Explorez le chapitre 8 du 'Petit Prince' avec le texte original en anglais, la traduction française, le vocabulaire IELTS détaillé et les explications, ainsi que l'audio de l'original anglais. Écoutez et améliorez vos compétences en lecture.
Les fleurs avaient toujours été très simples. Elles n'avaient qu'une seule couronne de pétales ; elles ne prenaient aucune place et ne dérangeaient personne. Un matin, elles apparaissaient dans l'herbe, et le soir, elles se fanait paisiblement. Mais un jour, d'une semence apportée par le vent d'on ne sait où, une nouvelle fleur avait poussé ; et le petit prince avait veillé de très près sur cette petite pousse qui ne ressemblait à aucune autre petite pousse de sa planète. C'était peut-être, voyez-vous, une nouvelle sorte de baobab.

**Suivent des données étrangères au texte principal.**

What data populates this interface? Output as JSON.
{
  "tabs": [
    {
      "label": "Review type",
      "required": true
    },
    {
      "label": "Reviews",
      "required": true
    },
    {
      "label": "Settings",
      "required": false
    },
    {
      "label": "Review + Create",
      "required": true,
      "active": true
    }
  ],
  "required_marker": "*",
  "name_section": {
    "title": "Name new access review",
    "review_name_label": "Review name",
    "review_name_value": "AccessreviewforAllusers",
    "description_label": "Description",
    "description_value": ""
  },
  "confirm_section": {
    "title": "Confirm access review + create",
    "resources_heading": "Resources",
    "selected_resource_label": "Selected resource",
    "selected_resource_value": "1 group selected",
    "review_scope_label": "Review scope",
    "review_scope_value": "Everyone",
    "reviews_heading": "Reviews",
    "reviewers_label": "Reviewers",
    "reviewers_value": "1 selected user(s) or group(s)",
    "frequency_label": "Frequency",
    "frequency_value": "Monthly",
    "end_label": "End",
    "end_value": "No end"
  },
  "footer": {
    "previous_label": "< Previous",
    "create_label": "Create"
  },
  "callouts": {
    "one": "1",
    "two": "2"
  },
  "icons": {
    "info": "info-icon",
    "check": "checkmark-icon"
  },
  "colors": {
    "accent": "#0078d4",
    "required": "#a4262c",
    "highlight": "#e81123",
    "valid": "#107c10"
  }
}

L'arbuste cessa bientôt de grandir et commença à se préparer à produire une fleur. Le petit prince, qui assista à l'apparition d'un énorme bouton, sentit aussitôt qu'une sorte d'apparition miraculeuse devait en sortir. Mais la fleur ne se contenta pas de terminer les préparatifs de sa beauté à l'abri de sa chambre verte. Elle choisit ses couleurs avec le plus grand soin. Elle s'habilla lentement. Elle ajusta ses pétales un à un. Elle ne souhaitait pas sortir dans le monde toute froissée, comme les coquelicots. Ce n'est que dans toute la splendeur de sa beauté qu'elle souhaitait apparaître. Oh, oui ! C'était une créature coquette ! Et son mystérieux ajustement dura des jours et des jours.
Puis, un matin, exactement au lever du soleil, elle se montra soudain.
Et, après avoir travaillé avec toute cette précision méticuleuse, elle bâilla et dit :
"Ah ! Je suis à peine réveillée. Je vous prie de m'excuser. Mes pétales sont encore tout dérangés..."
Mais le petit prince ne put retenir son admiration :
"N'est-ce pas ?" répondit doucement la fleur. "Et je suis née en même temps que le soleil..."
Le petit prince devina assez facilement qu'elle n'était pas très modeste — mais comme elle était émouvante — et excitante !
"Je pense qu'il est temps pour le petit déjeuner," ajouta-t-elle un instant plus tard. "Si vous aviez la bonté de penser à mes besoins —"
Et le petit prince, tout confus, alla chercher un arrosoir d'eau fraîche. Ainsi, il prit soin de la fleur.
Ainsi aussi, elle commença très vite à le tourmenter par sa vanité — qui était, pour dire la vérité, un peu difficile à supporter. Un jour, par exemple, alors qu'elle parlait de ses quatre épines, elle dit au petit prince :
"Il n'y a pas de tigres sur ma planète," objecta le petit prince. "Et de toute façon, les tigres ne mangent pas de mauvaises herbes."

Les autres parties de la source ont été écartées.